You want to how many ways can you pick 5 bills. We know there is 7 different values of bills in the bag. Using a combination that allows repetition we get

C(7-1+5 , 5 ) = C(11 5) = 462 ways.

**Discrete Probability**
Possibly my more favorite area of probability.

Must know formula :

**P(E) = | E | / |S| Where P(E) = the probability of an experiment. |E| = event, |S| = sample space**
**Example:**
p(of drawing a queen from a standard deck) = |4| / |52| = 1/13. There is only 4 queens in a deck of 52.

**Example:**
If you roll two dice what is the probability that the sum of them add up to 5.

Show the number of ways to add up to five for visual purpose.

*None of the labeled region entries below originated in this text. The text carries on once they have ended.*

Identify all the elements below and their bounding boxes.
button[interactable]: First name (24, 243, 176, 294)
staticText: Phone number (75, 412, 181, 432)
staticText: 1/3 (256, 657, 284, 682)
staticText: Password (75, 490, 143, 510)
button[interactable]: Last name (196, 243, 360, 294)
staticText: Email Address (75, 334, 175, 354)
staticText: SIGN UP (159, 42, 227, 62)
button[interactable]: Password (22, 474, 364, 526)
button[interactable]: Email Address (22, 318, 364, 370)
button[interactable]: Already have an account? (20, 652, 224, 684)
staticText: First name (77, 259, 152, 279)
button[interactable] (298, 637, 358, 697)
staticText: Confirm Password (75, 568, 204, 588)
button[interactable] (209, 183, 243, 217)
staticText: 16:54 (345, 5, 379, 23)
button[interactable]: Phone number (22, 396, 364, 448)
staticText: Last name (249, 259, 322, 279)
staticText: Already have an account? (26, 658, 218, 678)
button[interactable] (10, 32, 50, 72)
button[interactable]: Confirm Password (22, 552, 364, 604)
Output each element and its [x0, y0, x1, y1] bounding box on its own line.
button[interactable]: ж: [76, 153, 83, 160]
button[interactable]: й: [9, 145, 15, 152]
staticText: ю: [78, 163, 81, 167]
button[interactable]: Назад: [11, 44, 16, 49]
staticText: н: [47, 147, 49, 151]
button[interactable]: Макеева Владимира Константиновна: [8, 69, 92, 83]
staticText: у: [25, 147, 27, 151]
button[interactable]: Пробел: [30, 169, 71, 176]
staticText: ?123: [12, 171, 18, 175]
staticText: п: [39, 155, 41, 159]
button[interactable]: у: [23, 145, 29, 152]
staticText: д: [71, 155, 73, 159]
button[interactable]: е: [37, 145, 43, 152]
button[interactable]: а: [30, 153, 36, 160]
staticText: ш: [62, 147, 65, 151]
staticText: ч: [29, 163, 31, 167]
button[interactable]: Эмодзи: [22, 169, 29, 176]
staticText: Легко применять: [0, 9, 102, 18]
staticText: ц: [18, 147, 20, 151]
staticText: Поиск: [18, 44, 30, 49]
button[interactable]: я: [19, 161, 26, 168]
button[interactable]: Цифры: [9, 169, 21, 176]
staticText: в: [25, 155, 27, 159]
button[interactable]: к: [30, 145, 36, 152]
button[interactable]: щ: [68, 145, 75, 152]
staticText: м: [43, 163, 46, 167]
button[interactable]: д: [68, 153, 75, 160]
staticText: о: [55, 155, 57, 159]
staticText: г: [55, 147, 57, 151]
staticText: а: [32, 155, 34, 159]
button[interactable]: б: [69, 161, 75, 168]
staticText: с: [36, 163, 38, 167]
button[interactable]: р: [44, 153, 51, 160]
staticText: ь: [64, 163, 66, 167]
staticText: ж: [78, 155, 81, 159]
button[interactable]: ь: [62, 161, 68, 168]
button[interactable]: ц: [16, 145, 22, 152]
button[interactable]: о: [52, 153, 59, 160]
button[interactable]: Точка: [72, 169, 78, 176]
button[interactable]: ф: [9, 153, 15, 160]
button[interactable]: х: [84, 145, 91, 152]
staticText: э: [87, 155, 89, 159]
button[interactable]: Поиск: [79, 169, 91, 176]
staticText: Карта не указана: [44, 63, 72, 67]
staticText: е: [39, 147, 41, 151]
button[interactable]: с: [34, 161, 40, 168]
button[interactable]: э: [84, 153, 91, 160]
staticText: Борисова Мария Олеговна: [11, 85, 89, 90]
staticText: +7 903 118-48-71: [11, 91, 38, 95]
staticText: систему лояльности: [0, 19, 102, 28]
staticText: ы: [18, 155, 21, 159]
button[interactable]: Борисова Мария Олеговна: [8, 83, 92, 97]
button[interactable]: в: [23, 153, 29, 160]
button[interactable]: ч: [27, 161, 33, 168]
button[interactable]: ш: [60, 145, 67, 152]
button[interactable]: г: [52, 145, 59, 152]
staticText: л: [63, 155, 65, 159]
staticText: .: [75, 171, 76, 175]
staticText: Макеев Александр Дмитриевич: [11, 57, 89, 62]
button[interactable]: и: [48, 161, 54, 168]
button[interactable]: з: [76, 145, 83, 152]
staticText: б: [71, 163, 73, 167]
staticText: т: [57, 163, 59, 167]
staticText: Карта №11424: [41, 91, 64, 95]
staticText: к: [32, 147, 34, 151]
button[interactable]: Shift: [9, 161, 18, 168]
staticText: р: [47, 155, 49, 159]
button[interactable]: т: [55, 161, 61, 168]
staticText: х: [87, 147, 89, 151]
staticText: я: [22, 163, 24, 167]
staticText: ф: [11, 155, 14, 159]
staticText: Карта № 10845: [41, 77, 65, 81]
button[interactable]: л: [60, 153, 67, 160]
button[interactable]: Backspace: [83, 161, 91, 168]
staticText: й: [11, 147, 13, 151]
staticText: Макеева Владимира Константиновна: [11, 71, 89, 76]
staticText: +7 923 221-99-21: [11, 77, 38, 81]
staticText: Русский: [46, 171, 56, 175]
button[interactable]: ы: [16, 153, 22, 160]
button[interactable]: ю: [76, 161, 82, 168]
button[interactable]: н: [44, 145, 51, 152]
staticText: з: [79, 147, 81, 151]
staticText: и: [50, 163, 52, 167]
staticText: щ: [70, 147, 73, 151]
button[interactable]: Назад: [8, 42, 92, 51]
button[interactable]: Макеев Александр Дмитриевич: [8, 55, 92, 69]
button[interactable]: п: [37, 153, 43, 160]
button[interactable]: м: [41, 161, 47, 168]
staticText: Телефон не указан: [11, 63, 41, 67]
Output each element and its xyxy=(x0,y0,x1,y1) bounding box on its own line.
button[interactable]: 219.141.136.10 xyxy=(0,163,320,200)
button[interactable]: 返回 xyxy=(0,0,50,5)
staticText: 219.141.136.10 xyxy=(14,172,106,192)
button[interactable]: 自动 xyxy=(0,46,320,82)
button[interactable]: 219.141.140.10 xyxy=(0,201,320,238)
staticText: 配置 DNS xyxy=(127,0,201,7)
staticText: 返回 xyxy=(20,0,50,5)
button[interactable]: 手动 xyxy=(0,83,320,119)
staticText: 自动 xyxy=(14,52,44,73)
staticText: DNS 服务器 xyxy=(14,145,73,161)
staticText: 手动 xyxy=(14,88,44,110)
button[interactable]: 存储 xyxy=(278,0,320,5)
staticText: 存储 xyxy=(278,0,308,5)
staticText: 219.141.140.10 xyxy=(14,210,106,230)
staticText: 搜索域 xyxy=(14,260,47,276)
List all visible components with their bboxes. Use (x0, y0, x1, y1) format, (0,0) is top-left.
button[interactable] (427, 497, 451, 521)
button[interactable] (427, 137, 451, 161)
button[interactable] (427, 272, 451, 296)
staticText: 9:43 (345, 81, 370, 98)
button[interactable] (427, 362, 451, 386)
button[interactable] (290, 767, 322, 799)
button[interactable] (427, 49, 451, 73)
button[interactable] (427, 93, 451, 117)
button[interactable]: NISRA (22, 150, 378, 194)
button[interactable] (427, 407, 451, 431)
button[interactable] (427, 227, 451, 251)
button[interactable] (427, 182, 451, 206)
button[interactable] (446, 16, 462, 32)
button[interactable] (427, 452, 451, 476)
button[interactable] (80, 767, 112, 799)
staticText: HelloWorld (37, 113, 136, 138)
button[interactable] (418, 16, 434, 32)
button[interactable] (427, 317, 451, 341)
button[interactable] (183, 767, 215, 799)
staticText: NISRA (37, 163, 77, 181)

|E| = { 2 , 3} ,{3 , 2} , { 1 , 4 } , { 4 , 1 } = 4 ways.

We know that two standard dice have a possibility of 36 outcomes = 6*6.

So 36 is our sample space and 4 is our event. Therefore the answer is

P(sum of 5) = 4/36

**Discrete Card Problems**
Your dealt 5 cards from a 52 deck.

1. You want to get at least one ace.For this you have to find the hands with atleast one ace and minus it off the hands with no ace.

|E| = C(52 5 ) - C(48 5) <----removed aces from the deck

---------------------------

|S| = C(52 5)

2. You want to get a 4 of a kind. First we need a kind. Which is C(13 1)

Then we need the rest of the kind C(4 4)

Then we need another card from he remaining cards C( 48 5)

So times these 3 events together to equal |E| and we know our sample space is C(52 5)

[C(13 1)* C(4 4)* C(48 5)] / C(52 5)

**Circuits:**
**Euler circuit: **Contains every edge once. Every vertex must have an even degree for one to exist. Must reach the same vertex. As denoted by a circuit.

**Euler Path:** Must visit every edge exactly once.

**Hamilton Circuit: **contains at least every vertex exactly once and returns to original as denoted by a circuit.

**Hamilton Path: **is just visiting every vertex exactly once.

**Sequences and Formulas:**
Just ways to determine what type of formula you should use.

**Geometric: an = ar^n for n>= 0 **
**Arithmetic an = nd + a for n>=0 **
**Recursion: usually my favourite.**
Example: Find a solution to the sequence.

2, 5, 8 , 11, 14, 17, 20 ......

We can visually see this is incrementing by 3.

My solution for this would be

a0 = 2.

an = a(n-1) + 3 for n>=0.

Test it or yourself.

**Composition of Relations:**
Basically this has transitive properties.

**Example:**
A = { x, y, z} , B = { 0, 1} , C = { a, b, c, d}

Let R be a subset of the product of A to B. Let S be a subset of the product of B to C.

R = { (x, 0) , (y , 1)} , S = { (0 , a), ( l, d)}.

The the Composition of S and R denoted S o R or R o S is

S o R = R o S = { (x , a ) , (y , d)} You may be able to see how this is transitive.